In 1991, Tsukamoto was a co-inventor on SyStemix' patent for Human hematopoietic stem cells. In 1997 Tsukamoto and her colleagues received a patent for the identification and isolation of human hematopoietic stem cells. In 1998, Tsukamoto joined StemCells, Inc. due to her new focus on the discovery and development of neural, liver, and pancreatic stem cells.[citation needed]

Tsukamoto discovered the human central nervous system stem cell and a second candidate stem cell for the liver, which transitioned the human neural stem cell into early clinical development in the spinal cord, brain, and eye.

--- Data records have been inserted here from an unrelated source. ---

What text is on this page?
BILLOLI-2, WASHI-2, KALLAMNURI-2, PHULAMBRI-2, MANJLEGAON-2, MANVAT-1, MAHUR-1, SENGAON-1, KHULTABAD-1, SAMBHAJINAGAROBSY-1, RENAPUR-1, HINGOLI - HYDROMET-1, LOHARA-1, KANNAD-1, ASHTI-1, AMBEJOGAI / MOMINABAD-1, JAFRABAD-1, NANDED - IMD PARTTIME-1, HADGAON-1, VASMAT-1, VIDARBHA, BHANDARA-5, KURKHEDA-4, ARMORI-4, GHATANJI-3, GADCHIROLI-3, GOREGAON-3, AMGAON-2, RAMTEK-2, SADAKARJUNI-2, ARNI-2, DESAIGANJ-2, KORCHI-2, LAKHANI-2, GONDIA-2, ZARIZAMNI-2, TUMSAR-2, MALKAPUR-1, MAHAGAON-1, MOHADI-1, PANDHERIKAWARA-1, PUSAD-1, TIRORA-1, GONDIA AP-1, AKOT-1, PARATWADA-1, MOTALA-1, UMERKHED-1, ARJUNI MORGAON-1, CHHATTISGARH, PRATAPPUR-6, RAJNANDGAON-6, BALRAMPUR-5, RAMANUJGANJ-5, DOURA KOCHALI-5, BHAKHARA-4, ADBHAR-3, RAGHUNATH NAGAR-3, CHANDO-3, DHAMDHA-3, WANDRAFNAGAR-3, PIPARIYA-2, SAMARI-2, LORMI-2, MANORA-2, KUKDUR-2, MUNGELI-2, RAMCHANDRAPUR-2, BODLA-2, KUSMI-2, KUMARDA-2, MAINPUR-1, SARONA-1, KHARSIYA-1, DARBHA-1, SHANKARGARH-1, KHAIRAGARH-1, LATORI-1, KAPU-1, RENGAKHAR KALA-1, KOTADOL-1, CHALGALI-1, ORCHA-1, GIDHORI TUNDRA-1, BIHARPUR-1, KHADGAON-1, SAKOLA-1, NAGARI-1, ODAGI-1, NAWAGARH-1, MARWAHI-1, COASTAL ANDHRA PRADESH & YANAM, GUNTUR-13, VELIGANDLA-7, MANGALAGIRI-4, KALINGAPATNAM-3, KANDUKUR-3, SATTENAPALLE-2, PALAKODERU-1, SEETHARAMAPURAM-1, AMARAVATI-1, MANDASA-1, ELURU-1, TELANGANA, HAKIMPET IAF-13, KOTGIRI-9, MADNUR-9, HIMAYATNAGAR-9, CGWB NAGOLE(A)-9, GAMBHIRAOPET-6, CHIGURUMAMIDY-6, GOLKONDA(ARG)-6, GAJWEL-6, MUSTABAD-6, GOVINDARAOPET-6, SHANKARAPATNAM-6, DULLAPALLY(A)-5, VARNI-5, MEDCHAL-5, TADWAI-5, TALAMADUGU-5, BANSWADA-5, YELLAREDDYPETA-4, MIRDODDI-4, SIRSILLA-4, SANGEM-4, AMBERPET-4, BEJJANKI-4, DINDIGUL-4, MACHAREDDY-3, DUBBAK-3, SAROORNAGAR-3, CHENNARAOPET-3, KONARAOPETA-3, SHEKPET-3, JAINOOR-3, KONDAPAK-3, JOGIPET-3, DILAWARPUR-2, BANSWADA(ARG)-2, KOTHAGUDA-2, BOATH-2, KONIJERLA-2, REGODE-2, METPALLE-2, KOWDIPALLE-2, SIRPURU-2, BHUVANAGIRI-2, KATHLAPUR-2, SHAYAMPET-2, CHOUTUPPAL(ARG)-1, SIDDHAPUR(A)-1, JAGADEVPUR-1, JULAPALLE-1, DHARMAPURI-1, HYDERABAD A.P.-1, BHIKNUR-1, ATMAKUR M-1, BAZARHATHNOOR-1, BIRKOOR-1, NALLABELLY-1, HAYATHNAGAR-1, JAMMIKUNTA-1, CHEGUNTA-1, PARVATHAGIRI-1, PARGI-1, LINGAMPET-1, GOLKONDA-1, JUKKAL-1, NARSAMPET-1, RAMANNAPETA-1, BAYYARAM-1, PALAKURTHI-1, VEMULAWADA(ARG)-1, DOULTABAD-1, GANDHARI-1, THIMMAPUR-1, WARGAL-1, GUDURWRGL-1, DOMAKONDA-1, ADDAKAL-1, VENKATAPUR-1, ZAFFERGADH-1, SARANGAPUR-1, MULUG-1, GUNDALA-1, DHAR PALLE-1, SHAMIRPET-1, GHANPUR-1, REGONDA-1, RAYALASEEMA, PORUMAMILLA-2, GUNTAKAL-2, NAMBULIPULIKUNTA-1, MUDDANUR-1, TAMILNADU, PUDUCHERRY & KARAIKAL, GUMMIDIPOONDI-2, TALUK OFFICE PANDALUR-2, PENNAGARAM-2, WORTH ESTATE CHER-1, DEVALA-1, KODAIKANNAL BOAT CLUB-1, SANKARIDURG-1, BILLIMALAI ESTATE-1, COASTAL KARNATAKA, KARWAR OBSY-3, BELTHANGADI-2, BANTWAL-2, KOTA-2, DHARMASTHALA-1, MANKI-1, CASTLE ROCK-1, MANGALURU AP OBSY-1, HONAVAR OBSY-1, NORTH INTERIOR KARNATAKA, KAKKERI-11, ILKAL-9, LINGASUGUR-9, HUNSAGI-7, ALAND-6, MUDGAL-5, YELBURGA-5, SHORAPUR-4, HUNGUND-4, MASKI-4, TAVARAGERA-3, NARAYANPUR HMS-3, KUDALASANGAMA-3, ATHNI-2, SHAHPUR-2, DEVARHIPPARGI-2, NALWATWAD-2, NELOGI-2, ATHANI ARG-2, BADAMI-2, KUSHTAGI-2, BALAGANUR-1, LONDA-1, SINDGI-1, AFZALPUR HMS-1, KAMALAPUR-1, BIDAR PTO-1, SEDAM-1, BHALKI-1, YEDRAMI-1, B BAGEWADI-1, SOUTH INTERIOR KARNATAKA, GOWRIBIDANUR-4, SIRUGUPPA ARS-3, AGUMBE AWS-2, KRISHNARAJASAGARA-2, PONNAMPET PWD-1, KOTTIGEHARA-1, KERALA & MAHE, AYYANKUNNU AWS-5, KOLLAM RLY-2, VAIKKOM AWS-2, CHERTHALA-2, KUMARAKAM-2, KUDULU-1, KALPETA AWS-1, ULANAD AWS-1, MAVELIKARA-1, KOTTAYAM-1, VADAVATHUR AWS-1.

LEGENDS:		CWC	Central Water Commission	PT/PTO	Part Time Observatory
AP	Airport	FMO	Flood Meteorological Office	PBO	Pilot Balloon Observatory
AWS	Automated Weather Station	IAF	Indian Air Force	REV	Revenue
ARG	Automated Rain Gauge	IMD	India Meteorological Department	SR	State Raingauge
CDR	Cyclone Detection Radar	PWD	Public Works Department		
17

As of 2013, Tsukamoto was Executive Vice President for Scientific & Strategic Alliances at StemCells, Inc., although the company closed in August 2016


  1. ^ "Ann Tsukamoto". See Jane. April 24, 2019. Retrieved August 7, 2021.
  2. ^ Baum, C. M.; Weissman, I. L.; Tsukamoto, A. S.; Buckle, A. M.; Peault, B. (April 1, 1992). "Isolation of a candidate human hematopoietic stem-cell population". Proceedings of the National Academy of Sciences. 89 (7): 2804–2808.
  3. ^ "Ann Tsukamoto: The Truth about Stem Cells". Retrieved August 7, 2021.